In June 2022, Climeworks AG, a Swiss start-up company, began construction on a site that would be the company's second "direct air capture" plant and was expected to recover 36K tons of CO2 annually. The site was slated to house 80 large blocks of fans and filters to capture the greenhouse gas.
The deployment of "carbon, capture, utilization, and storage" technologies often catches a bad rep for the cost of investment. Critics are misunderstanding the benefits as well as the potential for a sure-fire low-carbon solution. Even with the naysayers, these technologies are gaining momentum, and in 2020 alone, governments put up more than $4.5M in support. The world will come to understand that "net zero" emissions cannot be achieved without this method. This is vital for addressing climate change.

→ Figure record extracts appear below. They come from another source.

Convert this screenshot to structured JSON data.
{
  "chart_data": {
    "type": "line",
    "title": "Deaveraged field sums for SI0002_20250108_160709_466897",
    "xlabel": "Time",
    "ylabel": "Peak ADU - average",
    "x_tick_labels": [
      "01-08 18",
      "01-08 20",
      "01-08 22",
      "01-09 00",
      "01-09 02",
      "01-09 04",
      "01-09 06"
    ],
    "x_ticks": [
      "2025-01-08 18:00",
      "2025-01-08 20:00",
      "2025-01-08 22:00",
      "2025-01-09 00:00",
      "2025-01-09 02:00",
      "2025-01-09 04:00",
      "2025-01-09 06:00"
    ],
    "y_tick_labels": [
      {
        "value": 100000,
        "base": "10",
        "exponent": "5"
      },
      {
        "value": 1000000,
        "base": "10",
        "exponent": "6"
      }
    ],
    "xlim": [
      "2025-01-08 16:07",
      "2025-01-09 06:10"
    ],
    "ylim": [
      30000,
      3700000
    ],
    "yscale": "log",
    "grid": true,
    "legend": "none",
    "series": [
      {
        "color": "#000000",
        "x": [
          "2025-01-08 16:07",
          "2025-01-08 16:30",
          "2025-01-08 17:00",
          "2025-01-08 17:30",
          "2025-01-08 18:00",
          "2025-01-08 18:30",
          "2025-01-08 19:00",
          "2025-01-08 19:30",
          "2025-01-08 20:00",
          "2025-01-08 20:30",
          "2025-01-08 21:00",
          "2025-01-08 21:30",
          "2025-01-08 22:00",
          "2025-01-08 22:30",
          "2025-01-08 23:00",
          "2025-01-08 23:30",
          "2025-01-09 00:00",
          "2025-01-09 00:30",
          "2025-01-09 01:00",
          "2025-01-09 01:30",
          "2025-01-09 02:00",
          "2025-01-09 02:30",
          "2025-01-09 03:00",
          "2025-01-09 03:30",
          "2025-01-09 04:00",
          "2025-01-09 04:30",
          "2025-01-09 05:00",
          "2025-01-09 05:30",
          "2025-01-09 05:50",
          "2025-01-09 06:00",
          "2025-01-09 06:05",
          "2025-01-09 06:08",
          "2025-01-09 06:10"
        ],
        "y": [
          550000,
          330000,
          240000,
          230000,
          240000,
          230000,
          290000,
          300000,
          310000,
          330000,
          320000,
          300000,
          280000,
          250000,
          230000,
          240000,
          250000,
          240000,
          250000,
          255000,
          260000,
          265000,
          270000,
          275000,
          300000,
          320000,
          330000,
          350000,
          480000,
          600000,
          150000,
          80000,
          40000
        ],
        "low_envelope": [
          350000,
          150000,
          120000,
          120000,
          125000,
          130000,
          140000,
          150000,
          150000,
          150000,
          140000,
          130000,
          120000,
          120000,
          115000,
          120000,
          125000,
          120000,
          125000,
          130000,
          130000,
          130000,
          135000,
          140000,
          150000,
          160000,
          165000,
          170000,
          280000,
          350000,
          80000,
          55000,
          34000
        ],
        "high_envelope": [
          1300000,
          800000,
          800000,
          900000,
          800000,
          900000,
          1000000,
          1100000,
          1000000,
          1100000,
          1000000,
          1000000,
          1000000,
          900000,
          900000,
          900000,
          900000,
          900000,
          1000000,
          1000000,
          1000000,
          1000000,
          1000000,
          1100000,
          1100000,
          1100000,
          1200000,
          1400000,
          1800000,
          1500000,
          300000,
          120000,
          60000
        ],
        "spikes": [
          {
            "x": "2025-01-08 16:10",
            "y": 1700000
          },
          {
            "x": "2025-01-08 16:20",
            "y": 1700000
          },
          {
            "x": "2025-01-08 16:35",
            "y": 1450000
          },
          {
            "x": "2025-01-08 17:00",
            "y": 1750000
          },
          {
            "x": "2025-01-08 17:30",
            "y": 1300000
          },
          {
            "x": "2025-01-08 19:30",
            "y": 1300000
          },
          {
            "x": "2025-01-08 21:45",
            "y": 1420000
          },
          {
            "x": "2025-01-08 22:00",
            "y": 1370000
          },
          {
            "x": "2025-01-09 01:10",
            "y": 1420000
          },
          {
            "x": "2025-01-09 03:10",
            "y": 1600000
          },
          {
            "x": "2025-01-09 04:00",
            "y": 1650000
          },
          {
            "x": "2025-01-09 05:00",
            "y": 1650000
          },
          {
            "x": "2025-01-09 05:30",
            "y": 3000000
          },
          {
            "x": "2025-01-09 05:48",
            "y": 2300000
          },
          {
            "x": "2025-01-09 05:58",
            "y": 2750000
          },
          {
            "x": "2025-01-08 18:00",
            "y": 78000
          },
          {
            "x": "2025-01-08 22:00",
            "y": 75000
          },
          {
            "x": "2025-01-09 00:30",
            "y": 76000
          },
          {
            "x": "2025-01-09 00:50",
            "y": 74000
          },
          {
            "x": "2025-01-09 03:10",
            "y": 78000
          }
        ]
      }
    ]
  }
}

Carbon capture is not new, it began in the 1970s and has a long history of failure. The technology behind CCUS has been rebranded by oil companies as a "climate-friendly" practice and used to produce more oil and gas, increasing emissions. Global carbon capture projects have failed one after another with the most notorious failure being the 2015 Aliso Canyon gas leak in California. These efforts are exorbitantly expensive and dangerous, and the long-term life of a capture project is questionable, at best.